Better IMF Deal Scuttled After Finance Team Change In 2019: Former Finance Secretary Younus Dagha
Former Finance Secretary Younus Dagha, in his comments on the SBP Amendment Bill, has claimed to have made a significantly better deal with the International Monetary Fund (IMF) in 2019 than the one currently achieved. Removed from office in May 2019, Dagha claims in an interview to The News that the deal achieved in February 2019 with IMF was lost once the federal finance team was completely changed.

According to Dagha,
“The IMF was convinced for keeping the interest rate at 10.5 percent and the exchange rate was going to be adjusted gradually but then the whole economic team replaced and everything got reversed. Then the new economic team accepted everything which the IMF did not even ask during the earlier negotiation.”

However, he states, after the whole team was suddenly replaced in the middle of negotiations by the government during IMF representatives’ visit to Islamabad, including Finance Minister Asad Umar himself, this deal could not be realised. Instead, Dagha claims, as part of the new deal for the $6 billion package from the IMF, Pakistan had to settle for an interest rate of 13.25 percent and an exchange rate of 165 rupees to the US dollar. Dagha claims that this led to the spike in inflation and rises in prices for consumers which are continuing to date.

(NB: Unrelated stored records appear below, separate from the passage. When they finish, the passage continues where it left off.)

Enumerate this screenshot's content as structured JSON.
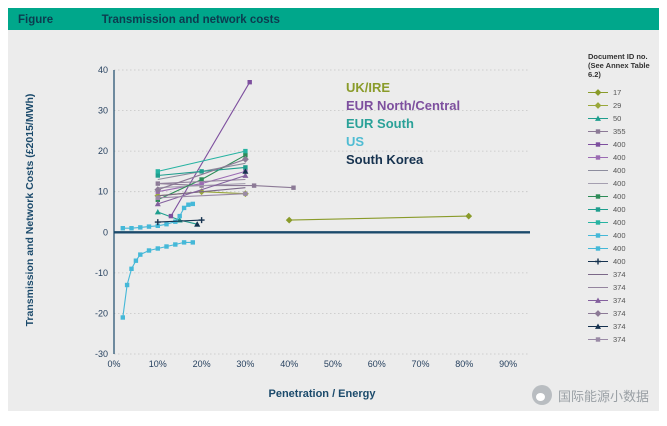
{
  "header": {
    "label": "Figure",
    "title": "Transmission and network costs"
  },
  "doc_legend": {
    "title_line1": "Document ID no.",
    "title_line2": "(See Annex Table 6.2)"
  },
  "region_legend": [
    {
      "label": "UK/IRE",
      "color": "#8a9b2a"
    },
    {
      "label": "EUR North/Central",
      "color": "#7d4f9e"
    },
    {
      "label": "EUR South",
      "color": "#2aa198"
    },
    {
      "label": "US",
      "color": "#4fbcd3"
    },
    {
      "label": "South Korea",
      "color": "#16324f"
    }
  ],
  "watermark": {
    "text": "国际能源小数据"
  },
  "chart_data": {
    "type": "line",
    "title": "Transmission and network costs",
    "xlabel": "Penetration / Energy",
    "ylabel": "Transmission and Network Costs (£2015/MWh)",
    "xlim": [
      0,
      95
    ],
    "ylim": [
      -30,
      40
    ],
    "x_tick_values": [
      0,
      10,
      20,
      30,
      40,
      50,
      60,
      70,
      80,
      90
    ],
    "x_ticks": [
      "0%",
      "10%",
      "20%",
      "30%",
      "40%",
      "50%",
      "60%",
      "70%",
      "80%",
      "90%"
    ],
    "y_ticks": [
      40,
      30,
      20,
      10,
      0,
      -10,
      -20,
      -30
    ],
    "grid": true,
    "legend_position": "right",
    "series": [
      {
        "id": "17",
        "region": "UK/IRE",
        "color": "#8a9b2a",
        "marker": "diamond",
        "points": [
          [
            40,
            3
          ],
          [
            81,
            4
          ]
        ]
      },
      {
        "id": "29",
        "region": "UK/IRE",
        "color": "#9aa83b",
        "marker": "diamond",
        "points": [
          [
            10,
            9
          ],
          [
            20,
            10
          ],
          [
            30,
            9.5
          ]
        ]
      },
      {
        "id": "50",
        "region": "EUR South",
        "color": "#1f9e8e",
        "marker": "triangle",
        "points": [
          [
            10,
            5
          ],
          [
            15,
            3
          ],
          [
            19,
            2
          ]
        ]
      },
      {
        "id": "355",
        "region": "EUR North/Central",
        "color": "#8c7a96",
        "marker": "square",
        "points": [
          [
            10,
            12
          ],
          [
            20,
            11.5
          ],
          [
            32,
            11.5
          ],
          [
            41,
            11
          ]
        ]
      },
      {
        "id": "400",
        "region": "EUR North/Central",
        "color": "#7d4f9e",
        "marker": "square",
        "points": [
          [
            13,
            4
          ],
          [
            31,
            37
          ]
        ]
      },
      {
        "id": "400",
        "region": "EUR North/Central",
        "color": "#9b6bb3",
        "marker": "square",
        "points": [
          [
            10,
            10
          ],
          [
            20,
            12
          ],
          [
            30,
            15
          ]
        ]
      },
      {
        "id": "400",
        "region": "EUR North/Central",
        "color": "#8d8d9e",
        "marker": "none",
        "points": [
          [
            10,
            13
          ],
          [
            20,
            15
          ],
          [
            30,
            17
          ]
        ]
      },
      {
        "id": "400",
        "region": "EUR North/Central",
        "color": "#a59fb0",
        "marker": "none",
        "points": [
          [
            10,
            11
          ],
          [
            30,
            12
          ]
        ]
      },
      {
        "id": "400",
        "region": "EUR South",
        "color": "#2e8b57",
        "marker": "square",
        "points": [
          [
            10,
            8
          ],
          [
            20,
            13
          ],
          [
            30,
            19
          ]
        ]
      },
      {
        "id": "400",
        "region": "EUR South",
        "color": "#1f9e8e",
        "marker": "square",
        "points": [
          [
            10,
            14
          ],
          [
            20,
            15
          ],
          [
            30,
            16
          ]
        ]
      },
      {
        "id": "400",
        "region": "EUR South",
        "color": "#27b3a2",
        "marker": "square",
        "points": [
          [
            10,
            15
          ],
          [
            30,
            20
          ]
        ]
      },
      {
        "id": "400",
        "region": "US",
        "color": "#45b8d8",
        "marker": "square",
        "points": [
          [
            2,
            -21
          ],
          [
            3,
            -13
          ],
          [
            4,
            -9
          ],
          [
            5,
            -7
          ],
          [
            6,
            -5.5
          ],
          [
            8,
            -4.5
          ],
          [
            10,
            -4
          ],
          [
            12,
            -3.5
          ],
          [
            14,
            -3
          ],
          [
            16,
            -2.5
          ],
          [
            18,
            -2.5
          ]
        ]
      },
      {
        "id": "400",
        "region": "US",
        "color": "#45b8d8",
        "marker": "square",
        "points": [
          [
            2,
            1
          ],
          [
            4,
            1
          ],
          [
            6,
            1.2
          ],
          [
            8,
            1.4
          ],
          [
            10,
            1.6
          ],
          [
            12,
            2
          ],
          [
            14,
            2.6
          ],
          [
            15,
            4
          ],
          [
            16,
            6
          ],
          [
            17,
            6.8
          ],
          [
            18,
            7
          ]
        ]
      },
      {
        "id": "400",
        "region": "South Korea",
        "color": "#16324f",
        "marker": "plus",
        "points": [
          [
            10,
            2.5
          ],
          [
            20,
            3
          ]
        ]
      },
      {
        "id": "374",
        "region": "EUR North/Central",
        "color": "#7b6888",
        "marker": "none",
        "points": [
          [
            10,
            9
          ],
          [
            30,
            11
          ]
        ]
      },
      {
        "id": "374",
        "region": "EUR North/Central",
        "color": "#94849e",
        "marker": "none",
        "points": [
          [
            10,
            12
          ],
          [
            20,
            12.5
          ],
          [
            30,
            13
          ]
        ]
      },
      {
        "id": "374",
        "region": "EUR North/Central",
        "color": "#84609e",
        "marker": "triangle",
        "points": [
          [
            10,
            7
          ],
          [
            30,
            14
          ]
        ]
      },
      {
        "id": "374",
        "region": "EUR North/Central",
        "color": "#8c7a96",
        "marker": "diamond",
        "points": [
          [
            10,
            10.5
          ],
          [
            30,
            18
          ]
        ]
      },
      {
        "id": "374",
        "region": "South Korea",
        "color": "#16324f",
        "marker": "triangle",
        "line": false,
        "points": [
          [
            19,
            2
          ],
          [
            30,
            15
          ]
        ]
      },
      {
        "id": "374",
        "region": "EUR North/Central",
        "color": "#9a8aa6",
        "marker": "square",
        "points": [
          [
            10,
            8.5
          ],
          [
            30,
            9.5
          ]
        ]
      }
    ]
  }
}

Dagha also commented on a number of economic issues in the current situation, while offering his assessment of government moves towards independence for the SBP through the amendment bill. In his view, the central bank ought to remain under federal government control like a number of other regulatory authorities, but enjoy functional autonomy. Dagha cited examples of the decisions made by the SBP counter to government preferences over the past few years, which, in his view, indicate that the central bank already enjoys independence in its decision-making.